There has been very little information that has leaked from the scrimmage, or fall practice in general. However, the grapevine is rumbling around the quarterback position. As hear-say would have it, Matt Corral made a significant case for the starting job this offseason and has been clocked on a few occasions as the fastest player at the position. Kiffin said that the Southern California gunslinger had a “really impressive” day in the first game-like situation under the new staff.
The wheels have not fallen off.
John Rhys Plumlee is still fast. Despite his counterpart’s strong start to the fall, the Hattiesburg native remains very much in the mix for the starting job. It is not fair to discuss Corral’s strong scrimmage without mentioning the notion that it may have been restricted play that did not allow quarterbacks to get hit or take off at full speed. That’s where Plumlee makes his money, and he may not have been able to use his feet to the full extent.
Plumlee has not shown to be an elite passer, and the speculative scrimmage numbers suggested that he is still struggling in that department. However, we have heard throughout camp that much of his focus surrounds technique and motion with improvement through the air as the primary goal. Should he not get the starting nod, he is presumably too good of a playmaker to keep on the sideline. Perhaps it would be better to get him reps at another position sooner rather than later.
Run, baby, run.
We haven’t heard much regarding what the offense is going to look like, or how much the Rebels plan to run the ball. Sources say that Henry Parrish Jr. has been impressive and had a great day on Saturday, but all we know as fact is that Jerrion Ealy is all alone in this picture. Make your conclusions from there.
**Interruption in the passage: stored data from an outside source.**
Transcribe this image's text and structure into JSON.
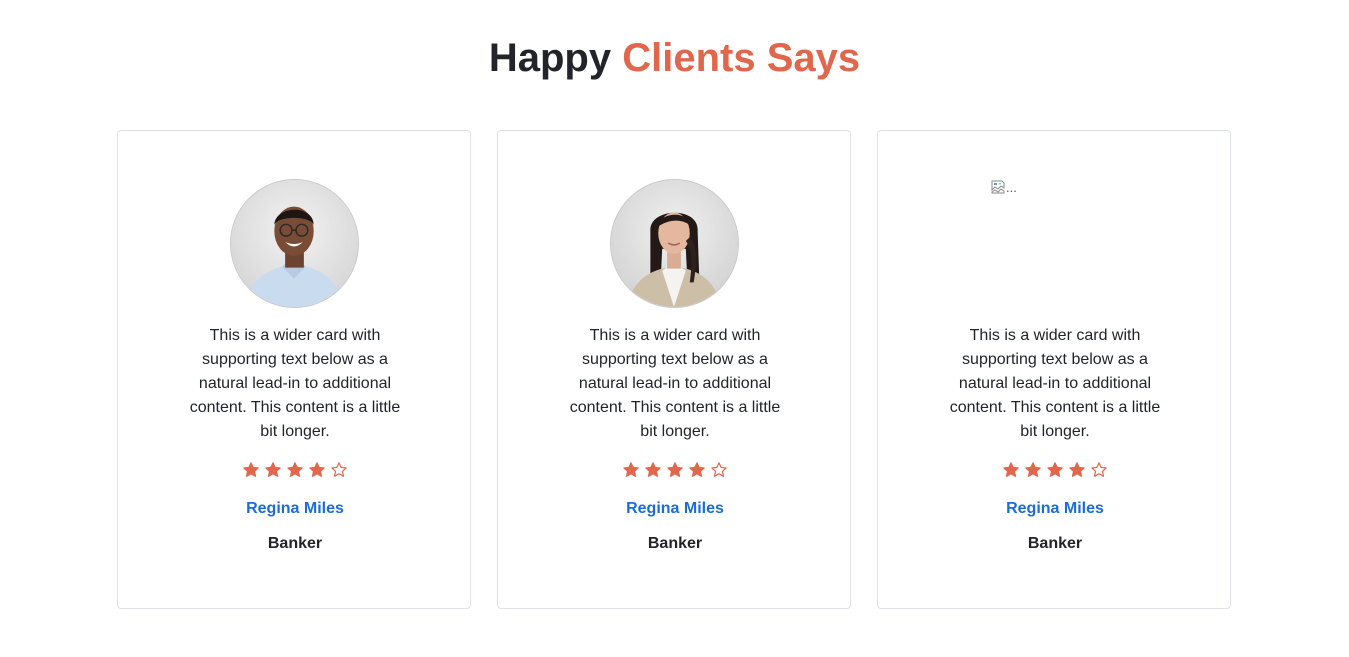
{
  "heading": {
    "part1": "Happy",
    "part2": "Clients Says"
  },
  "colors": {
    "accent": "#e0664c",
    "heading_dark": "#222429",
    "name_link": "#1a6dd6",
    "card_border": "#dee2e6"
  },
  "testimonials": [
    {
      "image": "photo",
      "avatar_icon": "man-portrait",
      "text": "This is a wider card with supporting text below as a natural lead-in to additional content. This content is a little bit longer.",
      "rating": 4,
      "rating_max": 5,
      "name": "Regina Miles",
      "role": "Banker"
    },
    {
      "image": "photo",
      "avatar_icon": "woman-portrait",
      "text": "This is a wider card with supporting text below as a natural lead-in to additional content. This content is a little bit longer.",
      "rating": 4,
      "rating_max": 5,
      "name": "Regina Miles",
      "role": "Banker"
    },
    {
      "image": "broken",
      "alt_text": "...",
      "text": "This is a wider card with supporting text below as a natural lead-in to additional content. This content is a little bit longer.",
      "rating": 4,
      "rating_max": 5,
      "name": "Regina Miles",
      "role": "Banker"
    }
  ]
}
The defensive front comes with the most uncertainty on either side of the ball. Sam Williams, who was slated to be a monster force at the hybrid linebacker/edge rusher position, is suspended. A lot of D.J. Durkin and Chris Partridge’s first-year success will surround Ryder Anderson’s ability to come into his own this season. He recovered a fumble on Saturday.
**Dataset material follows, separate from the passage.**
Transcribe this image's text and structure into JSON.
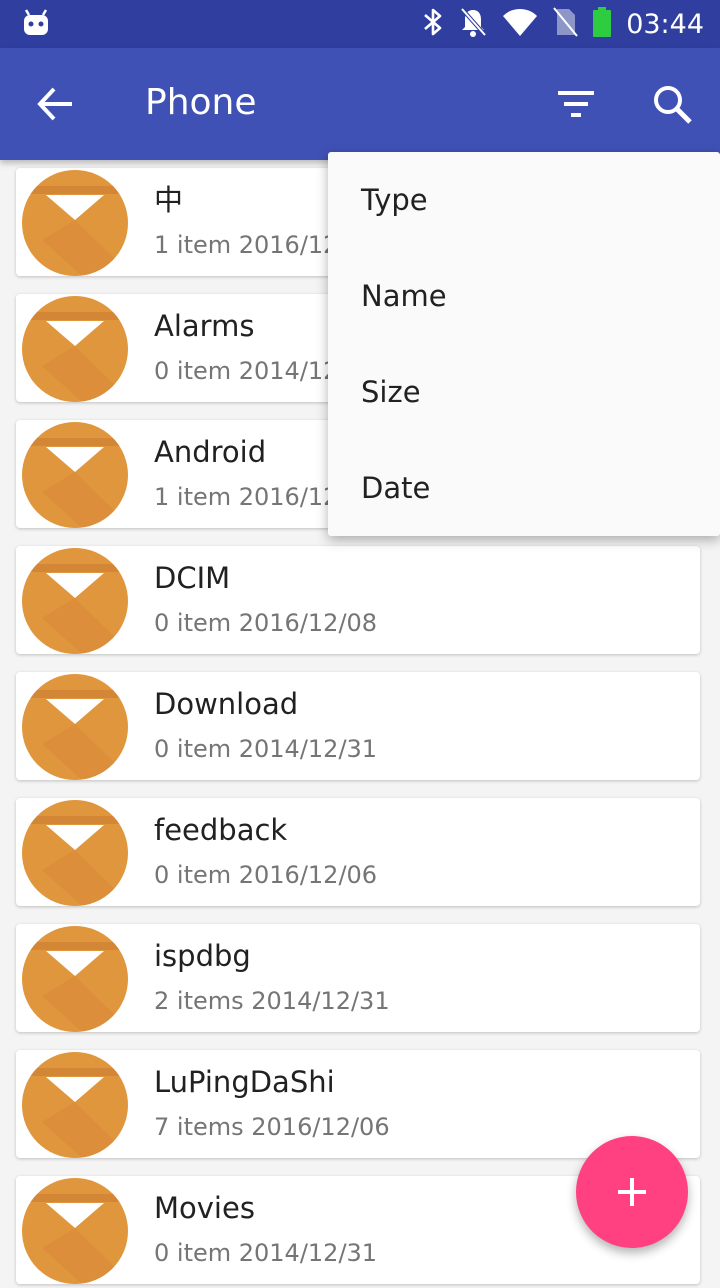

Monte Kiffin, the 80-year-old father of the Tampa-2 defense and his son Lane, is an advisor to the defense at Ole Miss. He oversaw the weekend’s action.
The head ball coach.
The difference between Matt Luke and Lane Kiffin is astounding. We don’t know much about the inner-workings of the 2020 Ole Miss football program, but we do know that for the first time in his career, Kiffin is strictly the head coach. He is not calling (all of the) plays, he isn’t overseeing a position, and he won’t be the lead man in charge of recruiting. It is his program.